C’est l’une des seules activités que j’ai gardées, vu mon état émotionnel du moment.
Ce qui m’a décidée ? Plusieurs choses :

D’abord, Stéphane. J’aime sa façon d’animer, sa manière de nous transmettre les ficelles du conte et de l’écriture. J’aime sa présence, sa voix, et même son écharpe rouge, sa fidèle compagne de toutes ses formations (clin d’œil).
Ensuite, le lieu : l’abbaye d’Orval. Je n’y étais jamais allée. Les repas y étaient donnés dans une véritable cérémonie de silence et de prière.
Et puis, l’automne, ce somptueux automne flamboyant qui se voyait partout : dans les forêts, dans la cour et les ruines de l’abbaye, dans chaque feuille qui tombait.
Enfin, le groupe : je savais qu’il me porterait. J’allais y revoir une ou deux personnes rencontrées lors d’une précédente formation. Et puis, j’avais besoin de voir du monde, mais pas trop. De bouger, mais pas trop.
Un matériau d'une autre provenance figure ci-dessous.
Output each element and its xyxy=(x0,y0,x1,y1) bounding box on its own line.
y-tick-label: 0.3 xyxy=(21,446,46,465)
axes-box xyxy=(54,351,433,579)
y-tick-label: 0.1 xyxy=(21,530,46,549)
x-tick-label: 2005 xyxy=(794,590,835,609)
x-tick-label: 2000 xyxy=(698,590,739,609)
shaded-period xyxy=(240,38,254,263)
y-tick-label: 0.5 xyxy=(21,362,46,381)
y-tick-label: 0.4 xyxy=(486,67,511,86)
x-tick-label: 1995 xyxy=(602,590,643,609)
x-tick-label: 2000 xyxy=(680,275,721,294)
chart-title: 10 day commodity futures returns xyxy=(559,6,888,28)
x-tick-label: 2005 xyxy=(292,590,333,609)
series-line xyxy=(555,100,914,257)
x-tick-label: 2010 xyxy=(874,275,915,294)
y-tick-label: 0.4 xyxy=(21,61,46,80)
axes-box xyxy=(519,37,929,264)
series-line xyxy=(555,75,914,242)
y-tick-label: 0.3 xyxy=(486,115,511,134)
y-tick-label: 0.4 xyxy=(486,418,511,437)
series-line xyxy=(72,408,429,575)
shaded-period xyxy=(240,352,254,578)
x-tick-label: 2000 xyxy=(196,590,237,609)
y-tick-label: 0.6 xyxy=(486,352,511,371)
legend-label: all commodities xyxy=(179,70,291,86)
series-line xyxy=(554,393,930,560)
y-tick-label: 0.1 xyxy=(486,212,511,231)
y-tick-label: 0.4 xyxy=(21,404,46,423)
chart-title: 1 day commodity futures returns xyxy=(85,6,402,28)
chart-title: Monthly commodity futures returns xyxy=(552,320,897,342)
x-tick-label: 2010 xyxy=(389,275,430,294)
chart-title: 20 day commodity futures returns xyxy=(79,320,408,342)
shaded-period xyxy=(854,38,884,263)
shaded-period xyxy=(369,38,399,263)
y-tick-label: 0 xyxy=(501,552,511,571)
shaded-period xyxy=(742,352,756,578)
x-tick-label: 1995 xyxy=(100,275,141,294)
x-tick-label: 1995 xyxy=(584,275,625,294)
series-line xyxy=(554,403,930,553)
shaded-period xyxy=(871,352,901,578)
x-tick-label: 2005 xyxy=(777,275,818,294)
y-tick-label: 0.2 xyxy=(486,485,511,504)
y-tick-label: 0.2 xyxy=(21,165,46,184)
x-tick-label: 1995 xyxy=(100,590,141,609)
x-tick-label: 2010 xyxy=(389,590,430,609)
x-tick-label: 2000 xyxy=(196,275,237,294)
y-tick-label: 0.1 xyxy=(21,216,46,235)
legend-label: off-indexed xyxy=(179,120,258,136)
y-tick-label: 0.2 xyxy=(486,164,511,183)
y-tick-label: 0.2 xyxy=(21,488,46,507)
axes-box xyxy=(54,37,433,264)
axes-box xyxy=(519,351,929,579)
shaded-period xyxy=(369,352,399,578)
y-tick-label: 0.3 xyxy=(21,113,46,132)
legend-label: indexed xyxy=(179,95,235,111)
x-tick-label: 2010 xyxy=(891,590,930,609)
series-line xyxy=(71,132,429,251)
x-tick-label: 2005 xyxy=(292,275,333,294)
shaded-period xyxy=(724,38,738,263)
De prendre l’air… mais pas trop non plus.

Le débordement

J’étais venue pour conter. J’avais préparé deux contes personnels et un conte traditionnel que j’avais adapté à ma manière, 48 heures avant la formation.
Mais je n’en ai raconté aucun.

Mes émotions m’ont submergée. Je n’ai rien compris, mais j’ai pleuré tant et tant que j’ai donné à boire à toutes les feuilles mortes de la forêt avoisinante.
Je me suis éclipsée, perdue, puis retrouvée, en bonne compagnie : les oiseaux, les écureuils, le silence.

L’animateur et tout le groupe ont été d’une immense bienveillance.
Je suis restée, j’ai écouté beaucoup de contes. C’était beau, fort, bouleversant. Mais je n’étais pas tout à fait là. Ailleurs.

Dimanche après-midi, encouragée avec douceur, j’ai finalement pris la parole… non pas pour conter, mais pour raconter quelques anecdotes avec des animaux.
Et là, miracle : je n’ai pas pleuré. Les mots sont venus facilement. Ce n’était pas ma « voix de conteuse », mais ma voix, simplement. Trois anecdotes, racontées avec le cœur.

Le retour

La route du retour m’a semblé interminable. 1 h 44 de route, sous la pluie, avec le jour qui tombait. Je n’aime pas conduire, et ce trajet m’a paru une éternité. Je ne me reconnaissais plus. Je me faisais peur. Peur de mes idées noires, peur de mes pensées sombres, peur surtout de ne pas comprendre pourquoi j’étais dans cet état : si mal, si « loin ».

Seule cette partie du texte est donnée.